« Au cœur de cette difficulté particulière, à savoir trouver une solution impartiale unique au problème de la société parfaitement juste, il y a une « durabilité » de logiques de justice plurielles et concurrentes, qui peuvent toutes prétendre à l’impartialité mais n’en sont pas moins différentes – et rivales. En voici un exemple : il s’agit de décider lequel de ces trois enfants – Anne, Bob ou Carla – doit recevoir la flûte qu’ils se disputent. Anne la revendique au motif qu’elle est la seule des trois à savoir en jouer (les autres ne le nient pas) et qu’il serait vraiment injuste de refuser cet instrument au seul enfant capable de s’en servir. Sans aucune autre information, les raisons de lui donner la flûte sont fortes.

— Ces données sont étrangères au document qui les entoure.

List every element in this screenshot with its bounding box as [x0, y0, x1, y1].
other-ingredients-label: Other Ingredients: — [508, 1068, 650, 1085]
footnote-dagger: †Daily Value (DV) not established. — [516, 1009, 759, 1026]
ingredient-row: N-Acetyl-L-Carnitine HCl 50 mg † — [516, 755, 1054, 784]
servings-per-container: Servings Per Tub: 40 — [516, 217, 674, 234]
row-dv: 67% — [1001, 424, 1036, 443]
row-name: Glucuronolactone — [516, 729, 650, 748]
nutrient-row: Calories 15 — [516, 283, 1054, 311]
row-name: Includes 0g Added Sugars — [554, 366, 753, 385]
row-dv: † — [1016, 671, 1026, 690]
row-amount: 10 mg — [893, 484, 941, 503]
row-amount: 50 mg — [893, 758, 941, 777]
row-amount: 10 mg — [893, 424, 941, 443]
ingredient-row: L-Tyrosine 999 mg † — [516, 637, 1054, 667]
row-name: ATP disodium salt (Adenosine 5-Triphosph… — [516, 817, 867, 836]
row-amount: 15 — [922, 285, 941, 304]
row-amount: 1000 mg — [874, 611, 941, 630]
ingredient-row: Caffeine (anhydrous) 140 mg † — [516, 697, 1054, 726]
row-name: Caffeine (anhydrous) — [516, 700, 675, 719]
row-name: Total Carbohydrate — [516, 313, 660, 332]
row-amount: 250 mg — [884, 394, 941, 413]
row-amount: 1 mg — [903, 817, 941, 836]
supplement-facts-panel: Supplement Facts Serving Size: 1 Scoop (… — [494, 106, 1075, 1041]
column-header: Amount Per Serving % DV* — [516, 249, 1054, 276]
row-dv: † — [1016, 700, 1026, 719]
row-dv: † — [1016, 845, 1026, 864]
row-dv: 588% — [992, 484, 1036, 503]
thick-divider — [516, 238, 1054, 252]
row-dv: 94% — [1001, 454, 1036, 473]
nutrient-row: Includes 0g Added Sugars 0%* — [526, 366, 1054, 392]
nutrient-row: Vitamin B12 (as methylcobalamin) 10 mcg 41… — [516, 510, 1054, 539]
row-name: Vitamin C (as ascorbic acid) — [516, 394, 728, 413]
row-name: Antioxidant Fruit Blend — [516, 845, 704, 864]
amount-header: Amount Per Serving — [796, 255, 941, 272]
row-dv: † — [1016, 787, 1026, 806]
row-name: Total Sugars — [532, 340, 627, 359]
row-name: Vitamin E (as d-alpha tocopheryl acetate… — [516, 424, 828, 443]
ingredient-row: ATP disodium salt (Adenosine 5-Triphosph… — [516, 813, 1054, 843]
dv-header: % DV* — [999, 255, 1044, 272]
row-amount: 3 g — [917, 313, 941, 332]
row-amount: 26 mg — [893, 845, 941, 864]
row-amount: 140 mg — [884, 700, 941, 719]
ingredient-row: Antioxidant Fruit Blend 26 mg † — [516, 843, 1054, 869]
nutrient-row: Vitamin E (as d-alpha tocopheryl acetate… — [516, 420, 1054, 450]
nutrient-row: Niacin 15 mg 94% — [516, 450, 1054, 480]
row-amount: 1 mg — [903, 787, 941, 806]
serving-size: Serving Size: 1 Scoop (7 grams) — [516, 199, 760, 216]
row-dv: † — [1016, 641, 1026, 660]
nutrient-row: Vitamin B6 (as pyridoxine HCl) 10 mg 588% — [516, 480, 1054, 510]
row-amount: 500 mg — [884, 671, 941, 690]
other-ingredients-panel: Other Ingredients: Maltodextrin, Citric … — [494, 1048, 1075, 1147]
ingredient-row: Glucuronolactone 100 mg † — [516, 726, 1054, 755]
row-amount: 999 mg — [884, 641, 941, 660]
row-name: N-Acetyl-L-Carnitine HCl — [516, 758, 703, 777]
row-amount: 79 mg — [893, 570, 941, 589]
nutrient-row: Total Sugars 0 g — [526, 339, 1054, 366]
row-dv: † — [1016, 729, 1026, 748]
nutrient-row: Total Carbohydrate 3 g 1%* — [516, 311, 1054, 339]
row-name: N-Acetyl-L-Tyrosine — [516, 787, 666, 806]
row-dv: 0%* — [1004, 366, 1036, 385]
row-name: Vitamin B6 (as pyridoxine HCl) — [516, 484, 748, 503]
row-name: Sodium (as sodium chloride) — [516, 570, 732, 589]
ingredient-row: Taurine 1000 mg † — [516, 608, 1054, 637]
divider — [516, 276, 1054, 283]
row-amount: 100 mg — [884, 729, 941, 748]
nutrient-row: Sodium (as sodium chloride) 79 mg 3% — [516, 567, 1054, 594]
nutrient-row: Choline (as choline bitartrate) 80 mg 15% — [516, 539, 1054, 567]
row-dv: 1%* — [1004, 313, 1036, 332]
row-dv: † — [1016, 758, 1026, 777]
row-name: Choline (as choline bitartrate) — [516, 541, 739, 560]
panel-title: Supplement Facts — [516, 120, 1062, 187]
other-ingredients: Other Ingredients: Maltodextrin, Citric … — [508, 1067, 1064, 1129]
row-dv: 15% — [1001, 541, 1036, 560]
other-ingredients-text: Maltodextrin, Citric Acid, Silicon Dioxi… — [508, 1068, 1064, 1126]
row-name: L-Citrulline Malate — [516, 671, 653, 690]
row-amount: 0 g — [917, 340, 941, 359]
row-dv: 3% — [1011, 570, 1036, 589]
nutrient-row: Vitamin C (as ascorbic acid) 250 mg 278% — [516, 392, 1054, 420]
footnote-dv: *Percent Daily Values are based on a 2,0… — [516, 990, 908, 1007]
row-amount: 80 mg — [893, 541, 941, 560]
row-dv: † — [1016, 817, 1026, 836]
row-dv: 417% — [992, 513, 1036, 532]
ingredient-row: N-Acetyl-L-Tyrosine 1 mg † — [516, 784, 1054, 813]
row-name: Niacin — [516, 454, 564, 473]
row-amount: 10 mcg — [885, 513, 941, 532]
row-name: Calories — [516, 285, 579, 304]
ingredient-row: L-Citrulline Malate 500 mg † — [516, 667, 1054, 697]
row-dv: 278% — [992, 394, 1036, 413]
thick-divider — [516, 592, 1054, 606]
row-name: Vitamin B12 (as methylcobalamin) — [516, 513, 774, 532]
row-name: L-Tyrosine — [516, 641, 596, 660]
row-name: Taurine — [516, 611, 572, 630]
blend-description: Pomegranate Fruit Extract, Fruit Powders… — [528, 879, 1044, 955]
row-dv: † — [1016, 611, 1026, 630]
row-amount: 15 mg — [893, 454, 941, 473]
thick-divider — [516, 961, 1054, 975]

Autre scénario : Bob prend la parole, défend son droit à avoir la flûte en faisant valoir qu’il est le seul des trois à être pauvre au point de ne posséder aucun jouet. Avec la flûte, il aurait quelque chose pour s’amuser (les deux autres concèdent qu’ils sont plus riches et disposent d’agréables jouets). Si l’on n’entend que Bob et pas les autres enfants, on a de bonnes raisons de lui attribuer la flûte.
Dans le troisième scénario, c’est Carla qui fait remarquer qu’elle a travaillé assidûment pendant des mois pour fabriquer cette flûte (les autres le confirment) et au moment précis où elle atteint au but, « juste à ce moment-là » se plaint-elle, « ces extirpateurs tentent de [lui] prendre la flûte ». Si l’on n’entend que les propos de Carla, on peut être enclin à lui donner la flûte, car il est compréhensible qu’elle revendique un objet fabriqué de ses propres mains.
Mais si l’on a écouté les trois enfants et leurs logiques respectives, la décision est difficile à prendre. Les théoriciens de différentes tendances, comme les utilitaristes, les partisans de l’égalitarisme économique ou encore les libertariens purs et durs, diront peut-être que la solution juste, évidente crève les yeux. Mais il est à peu près certain que ce ne sera pas la même.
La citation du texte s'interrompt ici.